Here is Prob. 22, Chap. 2, in the book Real Analysis by H. L. Royden & P. M. Fitzpatrick, 4th edition:
For any set $A$, define $m^{**}(A) \in [0, \infty]$ by $$ m^{**}(A) = \inf \left\{ m^*(O) \, | \, O \supseteq A, O \mbox{ open } \right\}. $$ How is this set function $m^{**}$ related to outer measure $m^*$?
My Attempt:
If O is any set (and in particular any open set) containing $A$, then by the monotonicity of the outer measure, we have $m^*(O) \geq m^*(A)$, that is, $m^*(A) \leq m^*(O)$, and thus $m^*(A)$ is a lower bound for the set $$ \left\{ m^*(O) \, | \, O \supseteq A, O \mbox{ open } \right\}, $$ and since $m^{**}(A)$ is the infimum of this same set, we have the inequality $$ m^*(A) \leq m^{**}(A). \tag{1} $$
Next, we show that $$ m^{**}(A) \leq m^*(A) $$ also holds.

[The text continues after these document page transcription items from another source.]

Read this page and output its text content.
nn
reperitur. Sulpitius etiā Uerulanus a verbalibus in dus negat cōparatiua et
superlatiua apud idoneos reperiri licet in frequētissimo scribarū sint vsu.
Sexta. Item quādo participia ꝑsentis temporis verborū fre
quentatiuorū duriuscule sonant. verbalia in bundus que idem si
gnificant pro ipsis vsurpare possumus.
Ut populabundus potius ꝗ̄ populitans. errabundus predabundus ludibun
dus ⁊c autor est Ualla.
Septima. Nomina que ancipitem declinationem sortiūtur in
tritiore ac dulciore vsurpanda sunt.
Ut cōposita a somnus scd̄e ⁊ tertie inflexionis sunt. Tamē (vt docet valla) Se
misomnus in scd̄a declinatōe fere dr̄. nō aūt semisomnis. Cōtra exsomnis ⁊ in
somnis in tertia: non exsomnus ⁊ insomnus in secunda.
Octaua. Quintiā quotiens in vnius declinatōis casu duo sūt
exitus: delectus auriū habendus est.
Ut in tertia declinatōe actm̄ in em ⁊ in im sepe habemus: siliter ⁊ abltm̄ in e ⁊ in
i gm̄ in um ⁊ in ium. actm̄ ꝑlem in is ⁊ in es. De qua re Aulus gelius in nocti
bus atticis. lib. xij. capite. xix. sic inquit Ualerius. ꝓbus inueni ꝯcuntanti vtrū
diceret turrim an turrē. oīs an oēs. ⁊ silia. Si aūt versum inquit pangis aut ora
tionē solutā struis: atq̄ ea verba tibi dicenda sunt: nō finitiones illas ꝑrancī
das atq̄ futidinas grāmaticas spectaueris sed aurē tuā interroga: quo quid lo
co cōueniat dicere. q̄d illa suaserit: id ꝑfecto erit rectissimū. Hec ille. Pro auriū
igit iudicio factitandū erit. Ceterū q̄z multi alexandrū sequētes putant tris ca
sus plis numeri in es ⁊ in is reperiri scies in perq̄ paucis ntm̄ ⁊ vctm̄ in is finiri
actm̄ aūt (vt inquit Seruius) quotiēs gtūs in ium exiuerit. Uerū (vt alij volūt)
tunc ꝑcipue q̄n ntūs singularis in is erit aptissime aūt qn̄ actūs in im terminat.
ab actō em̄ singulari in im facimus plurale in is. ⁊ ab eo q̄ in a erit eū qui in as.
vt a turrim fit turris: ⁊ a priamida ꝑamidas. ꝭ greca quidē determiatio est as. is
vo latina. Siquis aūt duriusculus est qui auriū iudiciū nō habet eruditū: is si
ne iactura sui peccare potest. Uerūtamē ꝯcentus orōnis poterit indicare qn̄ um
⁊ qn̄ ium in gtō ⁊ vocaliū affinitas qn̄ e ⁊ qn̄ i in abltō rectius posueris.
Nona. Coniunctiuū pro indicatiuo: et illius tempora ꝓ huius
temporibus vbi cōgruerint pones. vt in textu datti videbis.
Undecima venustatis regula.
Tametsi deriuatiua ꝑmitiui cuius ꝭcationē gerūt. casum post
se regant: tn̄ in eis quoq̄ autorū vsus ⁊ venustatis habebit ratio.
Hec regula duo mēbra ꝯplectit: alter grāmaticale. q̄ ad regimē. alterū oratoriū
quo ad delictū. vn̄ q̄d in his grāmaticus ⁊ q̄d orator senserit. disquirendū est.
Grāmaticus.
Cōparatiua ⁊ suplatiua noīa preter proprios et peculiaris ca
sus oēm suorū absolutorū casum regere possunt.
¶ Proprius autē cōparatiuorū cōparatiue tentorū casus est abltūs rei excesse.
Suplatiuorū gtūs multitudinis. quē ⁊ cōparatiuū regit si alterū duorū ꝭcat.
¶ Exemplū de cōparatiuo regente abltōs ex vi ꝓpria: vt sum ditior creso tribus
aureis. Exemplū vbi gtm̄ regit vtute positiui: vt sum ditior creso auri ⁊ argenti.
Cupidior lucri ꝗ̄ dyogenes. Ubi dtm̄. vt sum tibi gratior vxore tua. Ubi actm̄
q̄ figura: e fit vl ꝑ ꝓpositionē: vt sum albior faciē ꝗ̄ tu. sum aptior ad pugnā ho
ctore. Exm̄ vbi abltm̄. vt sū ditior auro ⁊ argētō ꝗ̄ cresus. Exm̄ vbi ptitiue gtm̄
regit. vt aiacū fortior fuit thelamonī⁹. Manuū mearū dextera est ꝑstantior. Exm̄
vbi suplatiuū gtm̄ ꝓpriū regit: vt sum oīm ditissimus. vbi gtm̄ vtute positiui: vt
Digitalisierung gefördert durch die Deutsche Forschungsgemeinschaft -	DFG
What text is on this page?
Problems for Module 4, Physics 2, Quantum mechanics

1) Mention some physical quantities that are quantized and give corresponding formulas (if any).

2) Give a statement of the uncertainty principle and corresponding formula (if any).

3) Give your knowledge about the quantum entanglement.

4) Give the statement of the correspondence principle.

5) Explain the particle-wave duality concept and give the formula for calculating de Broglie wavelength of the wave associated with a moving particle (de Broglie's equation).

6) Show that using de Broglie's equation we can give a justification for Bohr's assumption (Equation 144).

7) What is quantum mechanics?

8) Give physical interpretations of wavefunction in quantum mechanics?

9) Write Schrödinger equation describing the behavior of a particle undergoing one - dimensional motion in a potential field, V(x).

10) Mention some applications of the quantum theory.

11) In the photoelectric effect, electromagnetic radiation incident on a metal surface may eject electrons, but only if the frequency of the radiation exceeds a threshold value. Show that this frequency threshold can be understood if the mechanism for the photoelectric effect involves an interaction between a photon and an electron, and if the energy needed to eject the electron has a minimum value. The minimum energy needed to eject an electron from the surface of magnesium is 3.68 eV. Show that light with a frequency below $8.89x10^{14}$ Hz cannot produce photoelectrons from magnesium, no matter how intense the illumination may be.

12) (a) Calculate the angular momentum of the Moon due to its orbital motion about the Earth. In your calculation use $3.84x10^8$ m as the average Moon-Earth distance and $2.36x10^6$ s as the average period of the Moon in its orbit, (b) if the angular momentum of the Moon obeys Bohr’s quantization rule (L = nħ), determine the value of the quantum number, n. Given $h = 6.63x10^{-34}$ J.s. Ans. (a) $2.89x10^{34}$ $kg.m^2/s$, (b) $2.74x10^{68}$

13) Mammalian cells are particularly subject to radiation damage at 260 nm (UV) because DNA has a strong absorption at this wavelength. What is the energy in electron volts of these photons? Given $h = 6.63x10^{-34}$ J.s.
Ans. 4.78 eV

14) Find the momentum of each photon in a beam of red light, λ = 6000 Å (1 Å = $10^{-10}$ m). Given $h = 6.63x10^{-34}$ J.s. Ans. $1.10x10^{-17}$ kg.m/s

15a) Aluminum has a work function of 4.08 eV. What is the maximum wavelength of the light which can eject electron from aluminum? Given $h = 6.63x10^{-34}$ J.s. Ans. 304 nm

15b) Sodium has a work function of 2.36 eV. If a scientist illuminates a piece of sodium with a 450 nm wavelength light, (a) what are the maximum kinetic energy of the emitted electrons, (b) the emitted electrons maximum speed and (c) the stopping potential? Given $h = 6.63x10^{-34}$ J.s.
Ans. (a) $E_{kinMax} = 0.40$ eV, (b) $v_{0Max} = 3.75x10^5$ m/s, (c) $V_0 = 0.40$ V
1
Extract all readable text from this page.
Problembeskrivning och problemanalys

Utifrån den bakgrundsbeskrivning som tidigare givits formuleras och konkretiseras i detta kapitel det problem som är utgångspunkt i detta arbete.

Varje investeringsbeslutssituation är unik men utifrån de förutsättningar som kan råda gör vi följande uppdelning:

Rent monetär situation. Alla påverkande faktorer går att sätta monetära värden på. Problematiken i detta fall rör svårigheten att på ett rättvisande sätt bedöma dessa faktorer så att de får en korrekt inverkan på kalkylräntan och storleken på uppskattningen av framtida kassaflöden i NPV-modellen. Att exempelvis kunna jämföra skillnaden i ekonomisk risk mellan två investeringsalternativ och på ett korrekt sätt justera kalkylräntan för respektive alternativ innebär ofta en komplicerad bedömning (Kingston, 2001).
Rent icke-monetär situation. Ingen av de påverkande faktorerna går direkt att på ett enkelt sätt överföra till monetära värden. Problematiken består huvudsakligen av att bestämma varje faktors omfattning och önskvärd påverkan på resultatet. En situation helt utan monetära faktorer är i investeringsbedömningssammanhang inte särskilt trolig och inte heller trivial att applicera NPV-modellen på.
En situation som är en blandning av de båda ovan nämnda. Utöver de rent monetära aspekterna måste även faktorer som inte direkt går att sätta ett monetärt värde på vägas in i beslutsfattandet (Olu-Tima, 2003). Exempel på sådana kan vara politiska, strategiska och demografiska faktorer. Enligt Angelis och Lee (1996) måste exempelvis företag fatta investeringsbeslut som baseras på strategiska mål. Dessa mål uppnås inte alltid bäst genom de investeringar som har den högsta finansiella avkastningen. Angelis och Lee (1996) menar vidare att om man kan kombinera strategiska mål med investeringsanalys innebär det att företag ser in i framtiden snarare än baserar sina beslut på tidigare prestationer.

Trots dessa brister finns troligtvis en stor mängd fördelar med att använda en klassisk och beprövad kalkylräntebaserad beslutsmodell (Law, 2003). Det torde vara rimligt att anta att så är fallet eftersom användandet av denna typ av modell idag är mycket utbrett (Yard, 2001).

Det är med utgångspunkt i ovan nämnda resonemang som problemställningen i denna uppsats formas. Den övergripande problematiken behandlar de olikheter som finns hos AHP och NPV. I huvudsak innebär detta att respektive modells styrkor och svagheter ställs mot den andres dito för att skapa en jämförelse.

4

If $m^*(A) = \infty$, then we trivially have $$ m^{**}(A) \leq m^*(A). $$ Therefore we assume that $m^*(A) < \infty$.
Let $\epsilon$ be any real number such that $\epsilon > 0$. As $m^{*}(A)$ is the infimum of the set of all the sums $\sum_{k=1}^\infty l \left( I_k \right)$, where $\left\{ I_k \right\}_{k=1}^\infty$ is any countable collection of non-empty bounded open intervals for which $A \subseteq \bigcup_{k = 1}^\infty I_k$, so for our particular $\epsilon > 0$ there exists a countable collection $\left\{ I_{\epsilon, k} \right\}_{k =1}^\infty$ of non-empty bounded open intervals such that $A \subseteq \bigcup_{k=1}^\infty I_{\epsilon, k}$ for which we have the inequalities $$ m^*(A) \leq \sum_{k=1}^\infty l \left( I_{\epsilon, k} \right) < m^*(A) + \epsilon. \tag{2} $$
Let us put $O_\epsilon := \bigcup_{k = 1}^\infty I_{\epsilon, k}$. This set $O_\epsilon$ is an open set containing $A$, and we have $$ m^*\left(O_\epsilon \right) = m^* \left( \bigcup_{k = 1}^\infty I_{\epsilon, k} \right) \leq \sum_{k = 1}^\infty m^* \left( I_{\epsilon, k} \right) = \sum_{k=1}^\infty l \left( I_{\epsilon, k} \right), $$ which together with (2) yields $$ m^* \left(O_\epsilon \right) < m^*(A) + \epsilon. $$ But as $O_\epsilon$ is an open set containing $A$, we also have $m^{**}(A) \leq m^*\left( O_\epsilon \right)$. Refer to the definition of $m^{**}(A)$ in the statement of this problem above. We therefore obtain $$ m^{**}(A) \leq m^* \left( O_\epsilon \right) < m^*(A) + \epsilon, $$ which implies $$ m^{**}(A) < m^*(A) + \epsilon. \tag{3} $$
Since (3) holds for every real number $\epsilon > 0$, we can conclude that $$ m^{**}(A) \leq m^*(A), $$ which together with (1) above yields $$ m^{**}(A) = m^*(A). $$
Is my finding correct? If so, is my derivation of this identity correct and clear enough too? Or, are there any lacunas?